[Date Prev][Date Next][Thread Prev][Thread Next][Date Index][Thread Index]
delay as a metric, aggregation
I've been thinking about the virtues and challenges of using delay as
a metric for shim load balancing.
My first thought was that delay is immaterial: other considerations,
such as bandwidth, load and packet loss are more important. But
that's not entirely true: in today's high speed networks, delay is
almost entirely the result of distance, and using a longer path
through the network when a shorter path is available wastes
resources, everything else being equal.
Also, some protocols deteriorate as delay increases, and even
standard file transfer is hampered by delay because even though most
OSes implement RFC 1323 most default settings are such that there is
no benefit, and most file transfer applications fail to override
these defaults.
So it makes sense to optimize for low delay if this can be done
reasonably. Now obviously one way to accomplish this is to measure
the delay for different address pairs. However, this has the enormous
downside that there needs to be a lot of measuring and the shim will
be activated much more often.
While (SOHO) end-users may still suffer clogged access links these
days, this is a rare condition for most hosting farms. And at 100 Mbps
+ any queuing delays are insignificant compared to common speed of
light delays. So a lot of delay information can be aggregated at the
AS level: rather than measure the delay towards service X, I can
measure the delay towards beacon servers located at X's ISPs Y and Z.

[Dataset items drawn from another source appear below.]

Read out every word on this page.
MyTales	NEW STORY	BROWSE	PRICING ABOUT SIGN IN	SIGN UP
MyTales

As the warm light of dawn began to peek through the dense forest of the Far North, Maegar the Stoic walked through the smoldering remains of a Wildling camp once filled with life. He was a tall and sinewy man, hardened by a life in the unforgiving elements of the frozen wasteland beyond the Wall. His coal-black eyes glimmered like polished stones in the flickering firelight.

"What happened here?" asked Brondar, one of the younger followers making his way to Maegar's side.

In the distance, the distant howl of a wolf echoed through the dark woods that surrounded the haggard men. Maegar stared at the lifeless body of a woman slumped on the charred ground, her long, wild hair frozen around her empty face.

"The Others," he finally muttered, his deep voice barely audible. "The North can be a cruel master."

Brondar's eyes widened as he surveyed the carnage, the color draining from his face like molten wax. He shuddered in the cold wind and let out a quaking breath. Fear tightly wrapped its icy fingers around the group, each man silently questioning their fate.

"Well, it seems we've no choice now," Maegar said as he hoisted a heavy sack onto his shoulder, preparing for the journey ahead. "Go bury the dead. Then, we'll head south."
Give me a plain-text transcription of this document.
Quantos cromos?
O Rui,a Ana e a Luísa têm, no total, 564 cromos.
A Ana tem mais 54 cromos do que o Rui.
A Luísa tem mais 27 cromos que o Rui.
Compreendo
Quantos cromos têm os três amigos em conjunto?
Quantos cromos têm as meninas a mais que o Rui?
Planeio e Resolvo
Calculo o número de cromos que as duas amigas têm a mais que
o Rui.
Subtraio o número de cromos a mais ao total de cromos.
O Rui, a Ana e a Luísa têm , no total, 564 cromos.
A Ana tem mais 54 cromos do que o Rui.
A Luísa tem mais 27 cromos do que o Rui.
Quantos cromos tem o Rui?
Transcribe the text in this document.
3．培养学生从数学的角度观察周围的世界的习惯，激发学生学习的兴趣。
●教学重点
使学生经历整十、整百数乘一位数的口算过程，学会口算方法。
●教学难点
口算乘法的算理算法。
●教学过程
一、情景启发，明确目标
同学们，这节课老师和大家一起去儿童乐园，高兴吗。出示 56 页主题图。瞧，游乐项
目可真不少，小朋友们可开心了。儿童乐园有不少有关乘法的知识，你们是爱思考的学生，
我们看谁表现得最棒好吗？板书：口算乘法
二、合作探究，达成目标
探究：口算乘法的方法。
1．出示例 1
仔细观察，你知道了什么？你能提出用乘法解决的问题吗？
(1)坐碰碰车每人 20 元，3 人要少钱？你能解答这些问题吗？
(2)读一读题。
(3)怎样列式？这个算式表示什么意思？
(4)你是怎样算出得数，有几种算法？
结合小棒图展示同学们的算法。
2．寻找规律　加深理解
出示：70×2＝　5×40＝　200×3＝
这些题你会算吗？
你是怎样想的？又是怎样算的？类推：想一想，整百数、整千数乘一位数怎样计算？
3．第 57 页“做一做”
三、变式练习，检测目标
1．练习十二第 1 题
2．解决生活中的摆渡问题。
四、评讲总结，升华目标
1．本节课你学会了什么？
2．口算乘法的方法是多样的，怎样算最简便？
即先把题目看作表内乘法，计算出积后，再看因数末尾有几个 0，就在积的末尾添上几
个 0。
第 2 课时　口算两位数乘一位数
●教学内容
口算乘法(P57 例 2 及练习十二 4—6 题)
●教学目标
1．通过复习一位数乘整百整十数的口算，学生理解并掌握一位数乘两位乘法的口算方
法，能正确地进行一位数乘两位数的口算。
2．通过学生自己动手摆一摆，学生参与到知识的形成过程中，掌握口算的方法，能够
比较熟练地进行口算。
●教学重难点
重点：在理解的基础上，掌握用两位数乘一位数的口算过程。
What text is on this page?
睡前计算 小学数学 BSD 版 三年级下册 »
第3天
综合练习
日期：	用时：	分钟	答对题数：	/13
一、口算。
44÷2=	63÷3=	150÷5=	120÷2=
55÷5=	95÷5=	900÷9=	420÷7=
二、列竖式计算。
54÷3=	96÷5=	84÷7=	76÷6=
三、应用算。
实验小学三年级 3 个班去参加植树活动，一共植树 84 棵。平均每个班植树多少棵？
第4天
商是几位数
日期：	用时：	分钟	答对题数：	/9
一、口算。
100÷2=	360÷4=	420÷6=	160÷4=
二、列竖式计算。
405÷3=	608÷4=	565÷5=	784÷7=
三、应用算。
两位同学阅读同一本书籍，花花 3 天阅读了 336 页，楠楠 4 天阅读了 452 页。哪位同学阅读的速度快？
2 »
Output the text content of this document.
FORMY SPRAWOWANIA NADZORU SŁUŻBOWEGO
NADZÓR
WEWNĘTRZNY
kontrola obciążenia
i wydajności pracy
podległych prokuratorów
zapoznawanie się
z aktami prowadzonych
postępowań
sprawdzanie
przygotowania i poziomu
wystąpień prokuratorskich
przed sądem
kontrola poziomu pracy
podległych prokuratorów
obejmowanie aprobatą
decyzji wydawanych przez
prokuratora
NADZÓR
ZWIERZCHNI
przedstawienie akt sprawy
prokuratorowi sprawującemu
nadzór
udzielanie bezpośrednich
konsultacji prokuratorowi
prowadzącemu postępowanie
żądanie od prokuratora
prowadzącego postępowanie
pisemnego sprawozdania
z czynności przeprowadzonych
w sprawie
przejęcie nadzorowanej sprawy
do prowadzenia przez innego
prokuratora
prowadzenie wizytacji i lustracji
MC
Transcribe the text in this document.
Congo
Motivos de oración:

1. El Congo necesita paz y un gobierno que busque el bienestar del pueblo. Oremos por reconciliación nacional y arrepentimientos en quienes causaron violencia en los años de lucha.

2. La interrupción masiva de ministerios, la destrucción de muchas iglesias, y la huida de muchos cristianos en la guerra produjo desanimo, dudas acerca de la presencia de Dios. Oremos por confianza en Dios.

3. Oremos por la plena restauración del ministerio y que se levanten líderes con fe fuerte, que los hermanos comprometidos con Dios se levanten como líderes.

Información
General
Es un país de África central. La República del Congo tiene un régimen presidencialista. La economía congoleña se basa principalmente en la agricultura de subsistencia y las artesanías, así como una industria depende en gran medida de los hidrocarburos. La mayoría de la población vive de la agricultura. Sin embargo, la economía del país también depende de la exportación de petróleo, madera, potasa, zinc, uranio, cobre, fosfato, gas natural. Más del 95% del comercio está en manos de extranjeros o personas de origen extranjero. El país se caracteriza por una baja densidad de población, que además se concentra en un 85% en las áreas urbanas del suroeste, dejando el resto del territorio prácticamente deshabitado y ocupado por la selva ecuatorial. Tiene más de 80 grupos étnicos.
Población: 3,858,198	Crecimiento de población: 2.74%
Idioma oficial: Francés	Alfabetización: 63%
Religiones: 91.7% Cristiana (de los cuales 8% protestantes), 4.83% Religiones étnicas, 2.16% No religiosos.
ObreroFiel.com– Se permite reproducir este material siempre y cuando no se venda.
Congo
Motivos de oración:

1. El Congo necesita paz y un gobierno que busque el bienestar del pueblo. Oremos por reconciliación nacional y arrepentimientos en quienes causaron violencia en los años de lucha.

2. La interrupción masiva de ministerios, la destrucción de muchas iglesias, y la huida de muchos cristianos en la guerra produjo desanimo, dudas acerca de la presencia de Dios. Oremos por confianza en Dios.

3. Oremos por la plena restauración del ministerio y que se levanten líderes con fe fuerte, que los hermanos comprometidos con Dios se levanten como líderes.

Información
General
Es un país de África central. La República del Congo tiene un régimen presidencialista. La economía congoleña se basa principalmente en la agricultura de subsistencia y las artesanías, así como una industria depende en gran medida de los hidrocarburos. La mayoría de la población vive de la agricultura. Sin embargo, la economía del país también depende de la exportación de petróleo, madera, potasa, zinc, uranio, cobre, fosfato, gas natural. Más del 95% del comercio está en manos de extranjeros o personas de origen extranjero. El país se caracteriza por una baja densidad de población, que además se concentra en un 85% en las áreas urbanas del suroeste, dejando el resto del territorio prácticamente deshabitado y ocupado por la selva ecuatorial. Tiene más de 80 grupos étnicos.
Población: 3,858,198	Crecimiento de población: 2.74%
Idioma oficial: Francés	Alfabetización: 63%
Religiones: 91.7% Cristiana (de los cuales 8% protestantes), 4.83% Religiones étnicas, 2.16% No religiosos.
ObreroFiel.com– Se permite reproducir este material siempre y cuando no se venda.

The loss of information caused by the aggregation is more than offset
by the reduction in the numbers of measurements required, especially
if X has a way to point to the Y and Z beacon servers before the
session starts, for instance, through the DNS.
The initially measured delay to/from the beacon server can also serve
as a base level to compare the actual delay of the communication
session with: as long as the session delay is a certain number of
milliseconds longer than the beacon delay, the optimum performance is
realized and there is no need to explore alternatives. However, when
the session delay deteriorates it may be useful to explore
alternative paths.
Since the delay toward a beacon is mostly determined by the distance,
there is no need to measure it before each session: the measurements
can be cached for some time.
Thougts?